On March 13, 2018, Brown said of the Sixers’ turnover woes, “As a team, we have to get better. Some of it I have to own.”

So, in one sense, what Brown had to say Sunday night about the Sixers’ turnovers shouldn’t be shocking. He hasn’t shirked away from this problem. And, for the most part, it’s been an issue that’s gnawed at the Sixers throughout his tenure. The team has finished either 29th or 30th in turnovers in the NBA every season under Brown besides last year, when they were 25th. After recording 20 turnovers Sunday in a 114-106 win over the Hornets, the 6-3 Sixers are last in the league with 18.8 turnovers per game. But Brown’s comments Sunday were perhaps as impassioned as we’ve heard him on the subject.

This is what I tell the team: Until we can fix this, this is a house built on sand. It is fool’s gold. And we have to find a discipline and a better way to control that. Because the turnovers in the first half, some of them were live ball, a lot of them were just getting things batted out of our hands. We can’t fool ourselves — this is a problem. This is a problem. And we need to own it. I’m the head coach, I’ve gotta find a way to fix it. There needs to be a level of accountability with the players. And that’s that. It’s not anything that we take lightly — we don’t dismiss it. The times are over when you’re looking at some of the young guys and you can justify it. You can’t do that anymore. It’s time that we get better at that. And the players know it. They understand it. But we better fix it.

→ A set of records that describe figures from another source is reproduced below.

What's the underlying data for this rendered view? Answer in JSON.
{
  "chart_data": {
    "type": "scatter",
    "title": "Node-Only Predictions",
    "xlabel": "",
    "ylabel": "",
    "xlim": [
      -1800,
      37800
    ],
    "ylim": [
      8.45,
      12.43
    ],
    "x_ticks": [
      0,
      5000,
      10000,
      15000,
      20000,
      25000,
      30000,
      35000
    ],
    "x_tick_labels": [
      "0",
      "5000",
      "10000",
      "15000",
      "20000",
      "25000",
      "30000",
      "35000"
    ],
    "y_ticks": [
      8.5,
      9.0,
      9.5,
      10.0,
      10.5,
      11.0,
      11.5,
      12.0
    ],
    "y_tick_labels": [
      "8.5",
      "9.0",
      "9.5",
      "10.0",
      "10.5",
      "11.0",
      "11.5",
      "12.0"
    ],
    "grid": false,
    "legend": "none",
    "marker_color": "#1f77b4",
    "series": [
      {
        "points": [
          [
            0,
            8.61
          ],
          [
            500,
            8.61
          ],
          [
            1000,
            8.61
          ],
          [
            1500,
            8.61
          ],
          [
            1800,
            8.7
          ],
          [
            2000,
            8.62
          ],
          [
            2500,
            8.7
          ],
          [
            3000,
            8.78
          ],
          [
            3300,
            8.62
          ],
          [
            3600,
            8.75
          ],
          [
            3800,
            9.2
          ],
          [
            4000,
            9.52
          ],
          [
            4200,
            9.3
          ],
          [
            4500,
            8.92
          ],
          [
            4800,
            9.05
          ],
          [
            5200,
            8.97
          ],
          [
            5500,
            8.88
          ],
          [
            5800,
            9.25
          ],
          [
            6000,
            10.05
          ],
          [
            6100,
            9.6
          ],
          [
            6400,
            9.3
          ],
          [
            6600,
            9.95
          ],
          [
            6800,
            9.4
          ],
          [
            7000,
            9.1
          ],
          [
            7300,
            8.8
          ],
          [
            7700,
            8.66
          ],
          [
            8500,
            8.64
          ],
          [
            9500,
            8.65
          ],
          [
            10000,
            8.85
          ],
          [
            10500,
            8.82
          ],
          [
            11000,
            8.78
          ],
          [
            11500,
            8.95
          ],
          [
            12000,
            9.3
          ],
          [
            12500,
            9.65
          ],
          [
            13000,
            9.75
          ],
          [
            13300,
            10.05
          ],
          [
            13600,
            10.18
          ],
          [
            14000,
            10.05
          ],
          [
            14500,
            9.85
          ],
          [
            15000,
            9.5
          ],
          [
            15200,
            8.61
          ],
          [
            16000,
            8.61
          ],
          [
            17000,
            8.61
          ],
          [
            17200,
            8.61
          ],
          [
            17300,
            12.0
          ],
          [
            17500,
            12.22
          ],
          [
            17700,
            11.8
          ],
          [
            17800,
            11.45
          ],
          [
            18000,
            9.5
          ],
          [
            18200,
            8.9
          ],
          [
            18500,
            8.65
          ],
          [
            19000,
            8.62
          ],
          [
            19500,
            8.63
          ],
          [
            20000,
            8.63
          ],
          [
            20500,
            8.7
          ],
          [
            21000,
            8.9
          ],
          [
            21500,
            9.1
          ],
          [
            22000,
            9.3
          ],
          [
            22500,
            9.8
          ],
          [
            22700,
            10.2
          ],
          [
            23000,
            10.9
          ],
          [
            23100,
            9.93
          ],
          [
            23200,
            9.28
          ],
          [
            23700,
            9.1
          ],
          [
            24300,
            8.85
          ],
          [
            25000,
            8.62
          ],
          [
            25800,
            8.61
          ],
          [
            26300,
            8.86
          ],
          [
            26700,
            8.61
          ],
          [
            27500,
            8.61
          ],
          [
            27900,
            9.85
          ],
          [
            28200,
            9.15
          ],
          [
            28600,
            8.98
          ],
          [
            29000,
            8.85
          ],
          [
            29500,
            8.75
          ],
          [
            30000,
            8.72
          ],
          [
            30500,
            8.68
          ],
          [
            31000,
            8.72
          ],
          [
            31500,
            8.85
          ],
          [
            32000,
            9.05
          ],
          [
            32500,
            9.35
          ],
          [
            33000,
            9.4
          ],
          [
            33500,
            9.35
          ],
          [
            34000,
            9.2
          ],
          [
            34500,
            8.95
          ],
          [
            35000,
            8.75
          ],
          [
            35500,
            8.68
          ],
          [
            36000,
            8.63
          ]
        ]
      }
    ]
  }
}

Like in years past, there are a variety of reasons the Sixers have committed this volume of turnovers. Joel Embiid inflated the number by coughing it up eight times in the Mile High City. There are new starters in Josh Richardson and Al Horford, and some new players coming off the bench. As Brown said, though, youth is no longer a good excuse. 

“That’s definitely our biggest flaw right now,” Richardson said. “I think sometimes we get careless. And I think sometimes we get too unselfish, too. On possessions where you get a decent look and pass it up and then we end up turning it over. It’s like, could we really have gotten a better look at it? But I think that’s a good problem to have. I think we’ve just gotta watch the film and figure out what we’re doing wrong outside of that.”

It’s possible to turn the ball over a lot and still go far as a team. Last year, Monty Williams — at the time an assistant with the Sixers, now the head coach of the Suns — noted that “being in the top five or even the top 10 in turnovers does not guarantee you success.” 

The Sixers have mitigated some of their turnovers by being the best offensive rebounding team in the league. They’re also forcing 16.8 turnovers per game, over four more than they did in 2018-19. The turnovers hurt, but perhaps not as badly as they would for a team also losing possessions in those other categories. 

“That’s been our biggest thing this year,” Tobias Harris said. “A lot of them have just come from — like myself today, I had two travels in the beginning. We’re going to find each other and our spots and how we want to play, things we can do to execute better. If we can just limit to half of those, protect the ball a little bit better, I think that will help us out a whole lot.”

Cutting their turnovers in half would lead the Sixers to be the best in the league at taking care of the ball, so that’s likely not a realistic goal. But Harris’ overall point is fair. It’s not this simple, but if the Sixers could, in each game, eliminate an unforced turnover, an excessively unselfish turnover, and a “new guys getting used to each other” turnover, that would go a long way. 

The NBA started officially recording turnovers in the 1977-78 season. No team has both led the league in turnovers and won an NBA title since then. 

“I think a lot of them were guys mean[ing] well and trying to make certain reads,” Horford said. “We’re just not necessarily clicking how we need to be. Maybe some plays are there … we’re just getting to know each other. Also, we have to be more conscious about taking care of the ball. I believe that as the season goes on, we’ll be fine.”